Transparent conductive nanomaterial has potential for wearables

A team of engineers from Korea University and the University of Illinois at Chicago (UIC) has developed an ultrathin electroplated nanomaterial with potential for wearable and bendable electronic devices.

(Credit: Sam Yoon/Korea University)
(Credit: Sam Yoon/Korea University)

The film, described in the journal Advanced Materials, is conductive and transparent. It is manufactured by first electrospinning a nanofibre mat of polyacrylonitrile (PAN), where the fibres are about one-hundredth the diameter of a human hair. According to the researchers, the process shoots out the material like a rapidly coiling noodle, which when deposited on to a surface intersects itself a million times.

“The nanofibre spins out in a spiral cone, but forms fractal loops in flight,” said Alexander Yarin, a professor of mechanical engineering at UIC and one of the paper’s lead authors. “The loops have loops, so it gets very long and very thin.”

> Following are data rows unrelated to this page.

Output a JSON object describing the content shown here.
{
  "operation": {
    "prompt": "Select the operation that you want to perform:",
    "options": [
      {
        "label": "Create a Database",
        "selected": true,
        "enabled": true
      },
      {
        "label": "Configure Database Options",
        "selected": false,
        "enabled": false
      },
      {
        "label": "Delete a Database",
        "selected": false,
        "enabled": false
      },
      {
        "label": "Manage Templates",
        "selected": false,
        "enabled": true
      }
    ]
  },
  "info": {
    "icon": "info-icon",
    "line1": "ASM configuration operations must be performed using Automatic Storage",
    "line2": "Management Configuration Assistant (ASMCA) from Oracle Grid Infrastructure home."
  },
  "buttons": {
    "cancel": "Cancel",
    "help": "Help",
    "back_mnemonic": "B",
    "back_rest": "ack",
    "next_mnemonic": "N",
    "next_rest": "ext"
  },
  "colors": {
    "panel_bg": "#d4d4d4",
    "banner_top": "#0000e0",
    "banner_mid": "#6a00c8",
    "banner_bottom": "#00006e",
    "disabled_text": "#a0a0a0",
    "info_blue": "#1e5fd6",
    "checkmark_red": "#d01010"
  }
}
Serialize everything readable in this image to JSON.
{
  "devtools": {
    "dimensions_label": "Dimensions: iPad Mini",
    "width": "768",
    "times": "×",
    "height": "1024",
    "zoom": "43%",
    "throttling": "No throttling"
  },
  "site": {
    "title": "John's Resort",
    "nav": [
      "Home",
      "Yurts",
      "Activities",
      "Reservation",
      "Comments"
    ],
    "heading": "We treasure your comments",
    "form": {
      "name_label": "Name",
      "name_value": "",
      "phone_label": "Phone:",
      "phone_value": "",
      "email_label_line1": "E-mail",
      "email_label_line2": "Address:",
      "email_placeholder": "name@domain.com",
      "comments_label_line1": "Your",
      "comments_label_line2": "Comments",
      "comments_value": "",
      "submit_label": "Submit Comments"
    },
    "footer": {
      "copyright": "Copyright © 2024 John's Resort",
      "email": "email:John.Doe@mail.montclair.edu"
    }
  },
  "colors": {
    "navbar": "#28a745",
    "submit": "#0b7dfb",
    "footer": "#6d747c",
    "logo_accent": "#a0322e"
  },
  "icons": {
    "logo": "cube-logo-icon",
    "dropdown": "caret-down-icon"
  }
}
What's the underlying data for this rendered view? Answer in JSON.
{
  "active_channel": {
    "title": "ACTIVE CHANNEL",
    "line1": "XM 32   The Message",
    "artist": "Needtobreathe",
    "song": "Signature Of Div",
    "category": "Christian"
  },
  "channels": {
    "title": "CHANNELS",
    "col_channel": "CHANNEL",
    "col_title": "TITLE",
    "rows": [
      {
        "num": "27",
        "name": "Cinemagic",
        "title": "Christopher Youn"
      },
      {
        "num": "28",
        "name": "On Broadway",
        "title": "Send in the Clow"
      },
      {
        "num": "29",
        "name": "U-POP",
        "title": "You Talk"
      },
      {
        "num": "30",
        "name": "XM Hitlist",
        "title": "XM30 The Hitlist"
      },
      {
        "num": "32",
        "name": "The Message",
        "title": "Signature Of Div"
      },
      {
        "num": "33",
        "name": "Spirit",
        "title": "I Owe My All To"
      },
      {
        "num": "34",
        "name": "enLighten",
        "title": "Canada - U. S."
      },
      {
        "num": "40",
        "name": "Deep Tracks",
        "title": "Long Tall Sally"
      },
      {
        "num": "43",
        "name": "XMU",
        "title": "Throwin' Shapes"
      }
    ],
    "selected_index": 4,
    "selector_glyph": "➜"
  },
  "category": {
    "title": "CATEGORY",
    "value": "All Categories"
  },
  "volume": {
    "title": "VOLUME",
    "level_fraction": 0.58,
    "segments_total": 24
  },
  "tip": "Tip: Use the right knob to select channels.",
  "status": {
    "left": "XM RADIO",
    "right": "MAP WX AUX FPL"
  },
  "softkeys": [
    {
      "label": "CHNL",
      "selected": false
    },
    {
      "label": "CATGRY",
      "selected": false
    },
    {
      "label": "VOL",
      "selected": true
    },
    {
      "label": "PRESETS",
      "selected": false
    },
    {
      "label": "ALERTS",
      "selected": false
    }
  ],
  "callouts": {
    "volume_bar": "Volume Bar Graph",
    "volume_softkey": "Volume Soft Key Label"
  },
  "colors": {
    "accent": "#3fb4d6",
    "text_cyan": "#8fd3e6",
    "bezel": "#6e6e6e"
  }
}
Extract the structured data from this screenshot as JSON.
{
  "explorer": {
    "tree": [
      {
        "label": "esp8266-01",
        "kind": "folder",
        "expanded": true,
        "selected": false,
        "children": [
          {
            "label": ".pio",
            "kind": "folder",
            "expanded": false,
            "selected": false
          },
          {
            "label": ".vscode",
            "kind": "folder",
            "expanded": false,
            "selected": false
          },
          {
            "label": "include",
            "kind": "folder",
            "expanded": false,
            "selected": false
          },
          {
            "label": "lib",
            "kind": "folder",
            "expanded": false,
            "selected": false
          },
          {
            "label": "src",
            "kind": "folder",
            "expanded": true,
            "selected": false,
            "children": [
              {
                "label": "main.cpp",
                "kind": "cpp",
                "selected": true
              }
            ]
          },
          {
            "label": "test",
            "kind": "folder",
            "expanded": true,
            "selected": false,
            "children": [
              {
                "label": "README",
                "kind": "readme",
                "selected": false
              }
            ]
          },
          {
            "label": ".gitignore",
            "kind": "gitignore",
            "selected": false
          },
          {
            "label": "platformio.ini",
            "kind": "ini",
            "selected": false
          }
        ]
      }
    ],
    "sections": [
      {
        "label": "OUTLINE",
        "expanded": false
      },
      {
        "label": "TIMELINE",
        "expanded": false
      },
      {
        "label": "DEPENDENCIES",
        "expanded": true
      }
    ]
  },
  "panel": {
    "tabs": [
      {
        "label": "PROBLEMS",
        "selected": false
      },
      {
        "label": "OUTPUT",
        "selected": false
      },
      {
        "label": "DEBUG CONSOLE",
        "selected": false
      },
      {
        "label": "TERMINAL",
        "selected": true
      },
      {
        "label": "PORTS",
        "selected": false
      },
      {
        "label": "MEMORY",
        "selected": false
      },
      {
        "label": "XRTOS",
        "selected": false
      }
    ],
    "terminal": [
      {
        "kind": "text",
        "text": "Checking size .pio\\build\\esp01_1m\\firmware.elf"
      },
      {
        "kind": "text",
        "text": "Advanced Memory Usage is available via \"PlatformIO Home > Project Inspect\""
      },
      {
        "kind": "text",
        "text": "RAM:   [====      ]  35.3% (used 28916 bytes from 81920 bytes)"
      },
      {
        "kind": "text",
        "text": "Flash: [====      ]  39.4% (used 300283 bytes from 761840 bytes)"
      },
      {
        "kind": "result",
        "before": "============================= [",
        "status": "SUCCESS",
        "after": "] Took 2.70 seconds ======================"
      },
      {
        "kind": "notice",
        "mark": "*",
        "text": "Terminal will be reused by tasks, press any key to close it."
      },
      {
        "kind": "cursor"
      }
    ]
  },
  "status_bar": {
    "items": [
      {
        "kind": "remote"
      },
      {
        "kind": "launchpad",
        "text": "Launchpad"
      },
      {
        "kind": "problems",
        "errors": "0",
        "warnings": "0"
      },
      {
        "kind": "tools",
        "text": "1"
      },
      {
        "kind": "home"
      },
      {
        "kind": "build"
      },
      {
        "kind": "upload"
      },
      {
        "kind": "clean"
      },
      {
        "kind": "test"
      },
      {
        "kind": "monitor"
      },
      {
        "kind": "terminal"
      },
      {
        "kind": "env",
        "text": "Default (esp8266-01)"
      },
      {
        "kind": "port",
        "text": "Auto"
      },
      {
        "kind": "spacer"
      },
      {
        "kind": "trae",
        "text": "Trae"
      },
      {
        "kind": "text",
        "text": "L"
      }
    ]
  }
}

This structure also makes the material 92 per cent transparent. “Most of it is holes,” said Yarin. “You don’t see it.”

To make the material conductive, it is spatter-coated with a metal so that it can attract metal ions. It is then electroplated, typically with copper, but alternatively with silver, nickel or gold. The researchers describe the result as a “self-junctioned copper nano-chicken wire” which is bendable and stretchable, and has potential for applications ranging from roll-up touchscreens, wearable electronics, flexible solar cells and electronic skin.

“We can then take the metal-plated fibres and transfer to any surface – the skin of the hand, a leaf, or glass,” Yarin said.

Yarin’s co-lead on the paper is Prof Sam Yoon from Korea University. According to Yoon, the material has a “world-record combination of high transparency and low electrical resistance,” with the latter property marking at least a 10-fold improvement on the previous record. The researchers claim both the electrospinning and electroplating take just a few seconds, making the process relatively high-throughput and commercially viable.